Jio BlackRock Asset Management, a 50-50 joint venture between Reliance group firm Jio Financial Services and global asset management company (AMC) BlackRock, has plans to have a presence in Gujarat International Finance Tec-City (Gift City) in the future in its bid to become a full-service AMC in India.
The move will allow domestic investors to access funds managed by BlackRock globally as well as cater to the investment requirement from overseas investors into funds managed by the AMC. BlackRock reported a record-high of $12.53 trillion in assets under management (AUM) as of the quarter ended June 30, 2025.
Having started its operations in May 2025, Jio BlackRock AMC has already launched eight funds, including three index funds and garnered assets under management of over ₹17,000 crore. A flexicap fund is set to be launched on September 23, the first actively managed fund from the AMC. Another 3-4 more funds are in the pipeline across categories that could be launched by March 2026.
“We have also started thinking about having a presence in Gift City. We have got queries from investors wanting to access global BlackRock products and global investors also looking to invest in some of our local products that we are going to launch,” Rishi Kohli, chief investment officer, Jio BlackRock said on Thursday.
The AMC, however, has not set a timeline yet as to when it plans to commence operations in Gift City. Kohli said that the plan is to build the portfolio first for which there is a strong pipeline.
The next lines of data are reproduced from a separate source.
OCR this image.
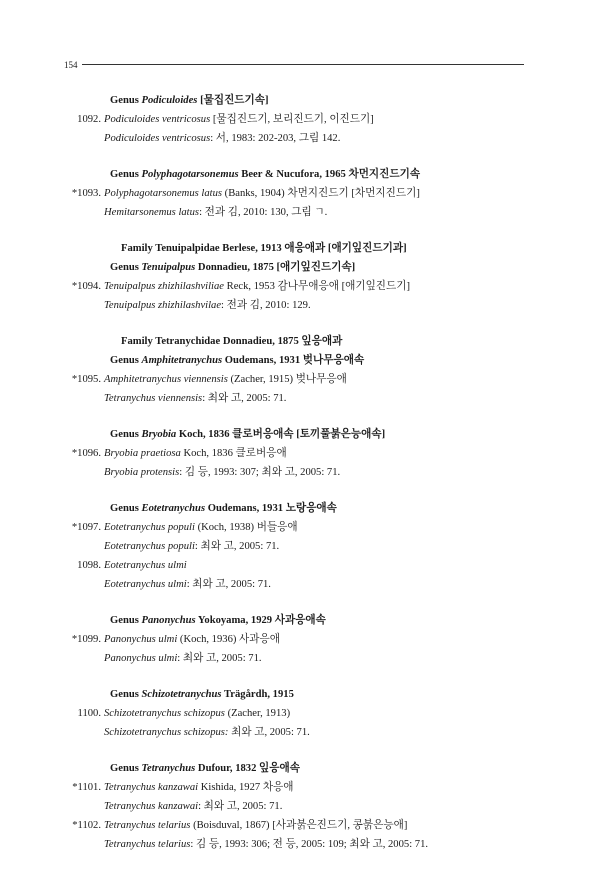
154
Genus Podiculoides [물집진드기속]
1092. Podiculoides ventricosus [물집진드기, 보리진드기, 이진드기]
Podiculoides ventricosus: 서, 1983: 202-203, 그림 142.
Genus Polyphagotarsonemus Beer & Nucufora, 1965 차먼지진드기속
*1093. Polyphagotarsonemus latus (Banks, 1904) 차먼지진드기 [차먼지진드기]
Hemitarsonemus latus: 전과 김, 2010: 130, 그림 ㄱ.
Family Tenuipalpidae Berlese, 1913 애응애과 [애기잎진드기과]
Genus Tenuipalpus Donnadieu, 1875 [애기잎진드기속]
*1094. Tenuipalpus zhizhilashviliae Reck, 1953 감나무애응애 [애기잎진드기]
Tenuipalpus zhizhilashvilae: 전과 김, 2010: 129.
Family Tetranychidae Donnadieu, 1875 잎응애과
Genus Amphitetranychus Oudemans, 1931 벚나무응애속
*1095. Amphitetranychus viennensis (Zacher, 1915) 벚나무응애
Tetranychus viennensis: 최와 고, 2005: 71.
Genus Bryobia Koch, 1836 클로버응애속 [토끼풀붉은능애속]
*1096. Bryobia praetiosa Koch, 1836 클로버응애
Bryobia protensis: 김 등, 1993: 307; 최와 고, 2005: 71.
Genus Eotetranychus Oudemans, 1931 노랑응애속
*1097. Eotetranychus populi (Koch, 1938) 버들응애
Eotetranychus populi: 최와 고, 2005: 71.
1098. Eotetranychus ulmi
Eotetranychus ulmi: 최와 고, 2005: 71.
Genus Panonychus Yokoyama, 1929 사과응애속
*1099. Panonychus ulmi (Koch, 1936) 사과응애
Panonychus ulmi: 최와 고, 2005: 71.
Genus Schizotetranychus Trägårdh, 1915
1100. Schizotetranychus schizopus (Zacher, 1913)
Schizotetranychus schizopus: 최와 고, 2005: 71.
Genus Tetranychus Dufour, 1832 잎응애속
*1101. Tetranychus kanzawai Kishida, 1927 차응애
Tetranychus kanzawai: 최와 고, 2005: 71.
*1102. Tetranychus telarius (Boisduval, 1867) [사과붉은진드기, 콩붉은능애]
Tetranychus telarius: 김 등, 1993: 306; 전 등, 2005: 109; 최와 고, 2005: 71.
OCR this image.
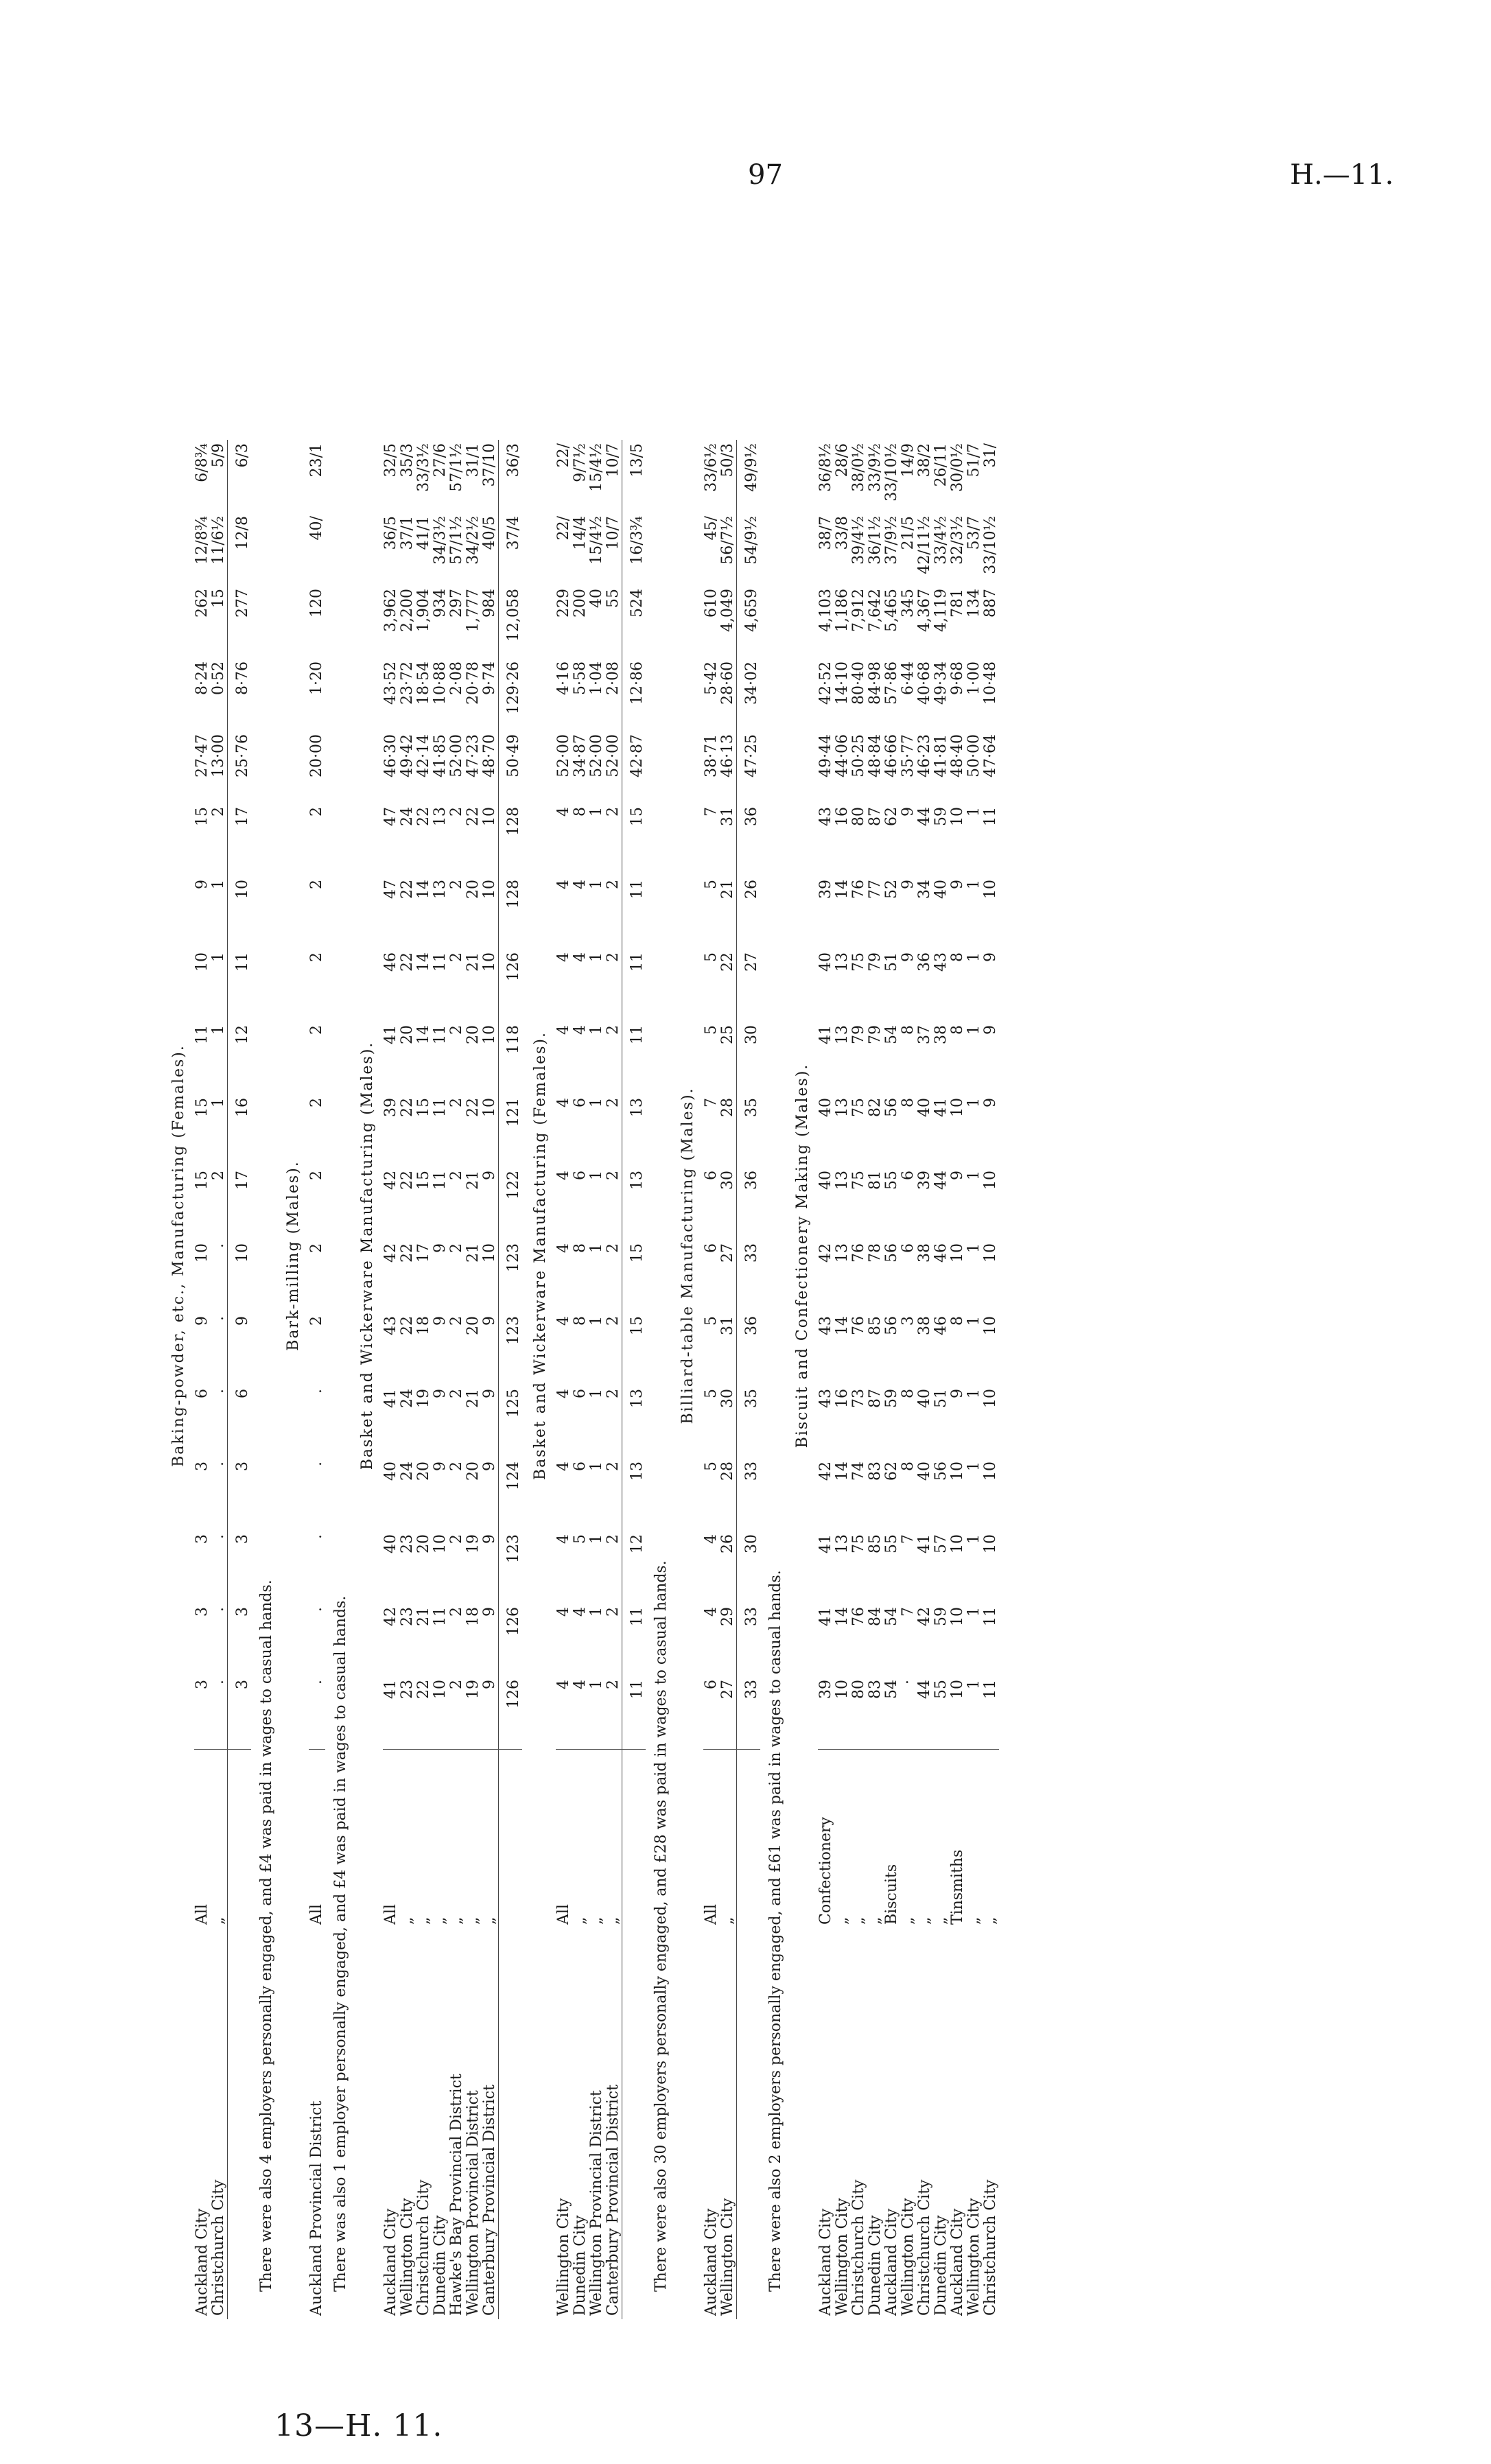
97	H.—11.
13—H. 11.
Baking-powder, etc., Manufacturing (Females).
Auckland City	All	3	3	3	3	6	9	10	15	15	11	10	9	15	27·47	8·24	262	12/8¾	6/8¾
Christchurch City	„	.	.	.	.	.	.	.	2	1	1	1	1	2	13·00	0·52	15	11/6½	5/9
		3	3	3	3	6	9	10	17	16	12	11	10	17	25·76	8·76	277	12/8	6/3
There were also 4 employers personally engaged, and £4 was paid in wages to casual hands.
Bark-milling (Males).
Auckland Provincial District	All	.	.	.	.	.	2	2	2	2	2	2	2	2	20·00	1·20	120	40/	23/1
There was also 1 employer personally engaged, and £4 was paid in wages to casual hands.
Basket and Wickerware Manufacturing (Males).
Auckland City	All	41	42	40	40	41	43	42	42	39	41	46	47	47	46·30	43·52	3,962	36/5	32/5
Wellington City	„	23	23	23	24	24	22	22	22	22	20	22	22	24	49·42	23·72	2,200	37/1	35/3
Christchurch City	„	22	21	20	20	19	18	17	15	15	14	14	14	22	42·14	18·54	1,904	41/1	33/3½
Dunedin City	„	10	11	10	9	9	9	9	11	11	11	11	13	13	41·85	10·88	934	34/3½	27/6
Hawke's Bay Provincial District	„	2	2	2	2	2	2	2	2	2	2	2	2	2	52·00	2·08	297	57/1½	57/1½
Wellington Provincial District	„	19	18	19	20	21	20	21	21	22	20	21	20	22	47·23	20·78	1,777	34/2½	31/1
Canterbury Provincial District	„	9	9	9	9	9	9	10	9	10	10	10	10	10	48·70	9·74	984	40/5	37/10
		126	126	123	124	125	123	123	122	121	118	126	128	128	50·49	129·26	12,058	37/4	36/3
Basket and Wickerware Manufacturing (Females).
Wellington City	All	4	4	4	4	4	4	4	4	4	4	4	4	4	52·00	4·16	229	22/	22/
Dunedin City	„	4	4	5	6	6	8	8	6	6	4	4	4	8	34·87	5·58	200	14/4	9/7½
Wellington Provincial District	„	1	1	1	1	1	1	1	1	1	1	1	1	1	52·00	1·04	40	15/4½	15/4½
Canterbury Provincial District	„	2	2	2	2	2	2	2	2	2	2	2	2	2	52·00	2·08	55	10/7	10/7
		11	11	12	13	13	15	15	13	13	11	11	11	15	42·87	12·86	524	16/3¾	13/5
There were also 30 employers personally engaged, and £28 was paid in wages to casual hands.
Billiard-table Manufacturing (Males).
Auckland City	All	6	4	4	5	5	5	6	6	7	5	5	5	7	38·71	5·42	610	45/	33/6½
Wellington City	„	27	29	26	28	30	31	27	30	28	25	22	21	31	46·13	28·60	4,049	56/7½	50/3
		33	33	30	33	35	36	33	36	35	30	27	26	36	47·25	34·02	4,659	54/9½	49/9½
There were also 2 employers personally engaged, and £61 was paid in wages to casual hands.
Biscuit and Confectionery Making (Males).
Auckland City	Confectionery	39	41	41	42	43	43	42	40	40	41	40	39	43	49·44	42·52	4,103	38/7	36/8½
Wellington City	„	10	14	13	14	16	14	13	13	13	13	13	14	16	44·06	14·10	1,186	33/8	28/6
Christchurch City	„	80	76	75	74	73	76	76	75	75	79	75	76	80	50·25	80·40	7,912	39/4½	38/0½
Dunedin City	„	83	84	85	83	87	85	78	81	82	79	79	77	87	48·84	84·98	7,642	36/1½	33/9½
Auckland City	Biscuits	54	54	55	62	59	56	56	55	56	54	51	52	62	46·66	57·86	5,465	37/9½	33/10½
Wellington City	„	·	7	7	8	8	3	6	6	8	8	9	9	9	35·77	6·44	345	21/5	14/9
Christchurch City	„	44	42	41	40	40	38	38	39	40	37	36	34	44	46·23	40·68	4,367	42/11½	38/2
Dunedin City	„	55	59	57	56	51	46	46	44	41	38	43	40	59	41·81	49·34	4,119	33/4½	26/11
Auckland City	Tinsmiths	10	10	10	10	9	8	10	9	10	8	8	9	10	48·40	9·68	781	32/3½	30/0½
Wellington City	„	1	1	1	1	1	1	1	1	1	1	1	1	1	50·00	1·00	134	53/7	51/7
Christchurch City	„	11	11	10	10	10	10	10	10	9	9	9	10	11	47·64	10·48	887	33/10½	31/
“We have just started, and so there are a lot of categories that are open for us. There are plans to launch an actively managed fund in each of the large categories. In the next 6-9 months, there will be more actively managed equity funds,” Kohli said.
In the pipeline are arbitrage funds, duration funds (that invest in fixed income instruments), ETFs and the AMC is also looking at new areas such as Specialised Investment Funds that bridge the gap between portfolio management services and traditional mutual funds and model baskets that allows AMCs to build a portfolio of a combination of mutual funds.
Kohli said that the upcoming flexi-cap fund will be built on BlackRock’s globally proven SAE (Systematic Active Equity) platform that follows a rule based, predominantly machine-driven process while reducing key-person risks and cognitive biases in fund management.